Und genau dort beginnen viele Herausforderungen.
Denn was Erbengemeinschaften am häufigsten unterschätzen, ist selten die Immobilie selbst.
Es sind die unterschiedlichen Erwartungen der Beteiligten.
Der eine möchte möglichst schnell verkaufen.
Die andere hängt emotional am Elternhaus.
Jemand hofft auf den bestmöglichen Verkaufspreis.
Und jemand anderes möchte einfach endlich Klarheit und Ruhe.

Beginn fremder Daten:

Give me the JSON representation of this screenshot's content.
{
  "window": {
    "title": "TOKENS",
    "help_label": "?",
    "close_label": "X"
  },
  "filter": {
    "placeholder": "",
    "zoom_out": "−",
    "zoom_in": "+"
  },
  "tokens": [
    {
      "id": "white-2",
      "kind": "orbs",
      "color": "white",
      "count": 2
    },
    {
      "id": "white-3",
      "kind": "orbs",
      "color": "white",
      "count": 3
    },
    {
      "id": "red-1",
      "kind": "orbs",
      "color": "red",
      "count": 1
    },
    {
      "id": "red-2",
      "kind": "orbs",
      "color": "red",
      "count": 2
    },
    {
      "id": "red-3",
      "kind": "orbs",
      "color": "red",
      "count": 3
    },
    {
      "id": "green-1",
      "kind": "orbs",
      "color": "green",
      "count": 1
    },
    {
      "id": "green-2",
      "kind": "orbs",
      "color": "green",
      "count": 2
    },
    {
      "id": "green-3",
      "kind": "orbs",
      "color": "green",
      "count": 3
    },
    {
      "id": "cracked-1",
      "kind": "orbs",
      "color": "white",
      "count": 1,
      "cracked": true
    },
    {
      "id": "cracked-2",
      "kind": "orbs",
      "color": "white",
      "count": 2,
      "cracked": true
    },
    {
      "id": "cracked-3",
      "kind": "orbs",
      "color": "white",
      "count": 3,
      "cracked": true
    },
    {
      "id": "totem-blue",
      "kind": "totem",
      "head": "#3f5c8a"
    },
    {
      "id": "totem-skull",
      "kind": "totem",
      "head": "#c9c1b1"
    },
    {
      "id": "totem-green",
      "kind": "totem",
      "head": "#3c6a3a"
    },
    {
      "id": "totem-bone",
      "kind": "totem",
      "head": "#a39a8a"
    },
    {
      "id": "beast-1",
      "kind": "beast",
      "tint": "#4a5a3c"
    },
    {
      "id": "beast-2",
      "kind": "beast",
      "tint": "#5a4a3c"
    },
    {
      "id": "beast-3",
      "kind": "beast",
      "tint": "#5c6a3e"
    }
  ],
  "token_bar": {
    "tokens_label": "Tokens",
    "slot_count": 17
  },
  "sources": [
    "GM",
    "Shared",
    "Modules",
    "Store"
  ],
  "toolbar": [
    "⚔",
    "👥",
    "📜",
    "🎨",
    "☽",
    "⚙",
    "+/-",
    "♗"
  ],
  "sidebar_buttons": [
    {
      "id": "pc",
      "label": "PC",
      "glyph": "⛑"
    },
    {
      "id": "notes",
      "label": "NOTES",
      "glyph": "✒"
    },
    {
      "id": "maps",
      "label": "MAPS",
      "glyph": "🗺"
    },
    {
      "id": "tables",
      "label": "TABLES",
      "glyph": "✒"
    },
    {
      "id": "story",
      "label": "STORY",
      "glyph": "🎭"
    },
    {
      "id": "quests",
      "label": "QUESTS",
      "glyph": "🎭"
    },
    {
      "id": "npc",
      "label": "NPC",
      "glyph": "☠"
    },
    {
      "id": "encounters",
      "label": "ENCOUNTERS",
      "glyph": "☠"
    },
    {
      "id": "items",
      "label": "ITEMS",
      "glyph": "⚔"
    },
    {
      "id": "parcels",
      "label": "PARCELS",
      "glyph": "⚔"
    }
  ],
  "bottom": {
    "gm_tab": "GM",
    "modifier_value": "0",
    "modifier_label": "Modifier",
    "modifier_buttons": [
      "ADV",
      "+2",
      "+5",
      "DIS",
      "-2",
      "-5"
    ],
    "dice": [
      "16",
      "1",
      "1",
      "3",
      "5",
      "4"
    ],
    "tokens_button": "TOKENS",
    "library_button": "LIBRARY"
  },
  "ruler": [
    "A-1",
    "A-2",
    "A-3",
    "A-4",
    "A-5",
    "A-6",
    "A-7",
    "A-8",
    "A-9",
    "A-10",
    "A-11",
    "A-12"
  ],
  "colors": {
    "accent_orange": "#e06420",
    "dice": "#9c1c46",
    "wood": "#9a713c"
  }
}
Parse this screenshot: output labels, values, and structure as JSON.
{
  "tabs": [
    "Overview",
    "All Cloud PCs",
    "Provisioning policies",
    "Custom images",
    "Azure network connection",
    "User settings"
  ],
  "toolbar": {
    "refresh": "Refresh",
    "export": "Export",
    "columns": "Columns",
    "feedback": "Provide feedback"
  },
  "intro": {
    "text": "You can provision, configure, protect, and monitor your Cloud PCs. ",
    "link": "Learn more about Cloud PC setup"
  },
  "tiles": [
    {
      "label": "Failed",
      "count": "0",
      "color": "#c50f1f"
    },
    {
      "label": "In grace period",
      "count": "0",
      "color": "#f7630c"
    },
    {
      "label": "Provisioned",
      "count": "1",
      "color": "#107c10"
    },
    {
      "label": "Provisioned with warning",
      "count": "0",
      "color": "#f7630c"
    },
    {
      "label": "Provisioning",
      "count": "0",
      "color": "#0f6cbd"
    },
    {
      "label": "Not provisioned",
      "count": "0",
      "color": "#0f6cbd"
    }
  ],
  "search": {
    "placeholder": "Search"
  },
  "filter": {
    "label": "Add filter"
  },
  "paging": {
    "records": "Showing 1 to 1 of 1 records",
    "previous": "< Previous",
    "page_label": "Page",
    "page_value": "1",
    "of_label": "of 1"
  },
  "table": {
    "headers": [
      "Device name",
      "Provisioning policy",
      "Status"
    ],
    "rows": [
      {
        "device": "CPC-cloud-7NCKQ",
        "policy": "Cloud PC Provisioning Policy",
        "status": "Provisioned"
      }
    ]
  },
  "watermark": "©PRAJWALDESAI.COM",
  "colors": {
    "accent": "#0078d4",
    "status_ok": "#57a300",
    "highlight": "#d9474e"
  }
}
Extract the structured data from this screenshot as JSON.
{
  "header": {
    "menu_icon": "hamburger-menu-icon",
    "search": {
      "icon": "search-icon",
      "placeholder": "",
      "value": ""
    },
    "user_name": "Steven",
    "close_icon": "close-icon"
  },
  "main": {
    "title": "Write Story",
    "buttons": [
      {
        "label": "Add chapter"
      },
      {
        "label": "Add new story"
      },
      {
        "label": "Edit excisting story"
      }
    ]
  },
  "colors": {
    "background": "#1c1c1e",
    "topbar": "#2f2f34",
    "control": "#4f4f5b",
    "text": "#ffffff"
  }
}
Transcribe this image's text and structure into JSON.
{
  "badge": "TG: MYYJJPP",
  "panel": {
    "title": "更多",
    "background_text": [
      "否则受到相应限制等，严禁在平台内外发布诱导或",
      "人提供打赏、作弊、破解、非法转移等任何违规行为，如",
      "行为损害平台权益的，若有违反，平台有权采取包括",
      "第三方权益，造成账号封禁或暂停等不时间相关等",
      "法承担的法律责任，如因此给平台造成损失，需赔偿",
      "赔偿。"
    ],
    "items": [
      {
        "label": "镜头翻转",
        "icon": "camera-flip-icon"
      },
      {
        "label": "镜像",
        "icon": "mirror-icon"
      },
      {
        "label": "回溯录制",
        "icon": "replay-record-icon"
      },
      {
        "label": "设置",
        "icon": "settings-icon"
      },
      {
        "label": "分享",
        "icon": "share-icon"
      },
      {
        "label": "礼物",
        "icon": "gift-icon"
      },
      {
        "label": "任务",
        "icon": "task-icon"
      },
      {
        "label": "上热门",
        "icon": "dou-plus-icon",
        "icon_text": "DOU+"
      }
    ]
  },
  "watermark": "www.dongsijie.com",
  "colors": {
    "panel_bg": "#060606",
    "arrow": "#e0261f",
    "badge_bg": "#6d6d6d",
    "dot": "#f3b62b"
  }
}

Plötzlich treffen Erinnerungen, finanzielle Interessen und familiäre Themen aufeinander.
Dann reicht oft schon ein kleiner Konflikt, damit aus einer sachlichen Entscheidung eine persönliche Belastung wird.
Besonders schwierig wird es, wenn Entscheidungen immer wieder aufgeschoben werden.
Denn Unsicherheit führt meist zu noch mehr Spannungen.
Genau deshalb braucht eine Erbengemeinschaft vor allem eines:
✔️ Struktur
✔️ Transparenz
✔️ Klare Kommunikation
Wer spricht mit wem?
Welche Möglichkeiten gibt es überhaupt?
Was ist realistisch?
Und wie findet man eine Lösung, mit der alle Beteiligten leben können?
Meine Erfahrung zeigt:
Oft geht es nicht darum, vollständige Einigkeit zu erreichen.
Es geht darum, fair zu moderieren, Transparenz zu schaffen und Schritt für Schritt wieder Klarheit in die Situation zu bringen.
Denn wenn niemand den Überblick behält, wird aus einer Immobilie schnell ein Dauerstreit.
💬 Wie sind Ihre Erfahrungen?
Haben Sie schon erlebt, dass eine Erbengemeinschaft an unterschiedlichen Vorstellungen gescheitert ist?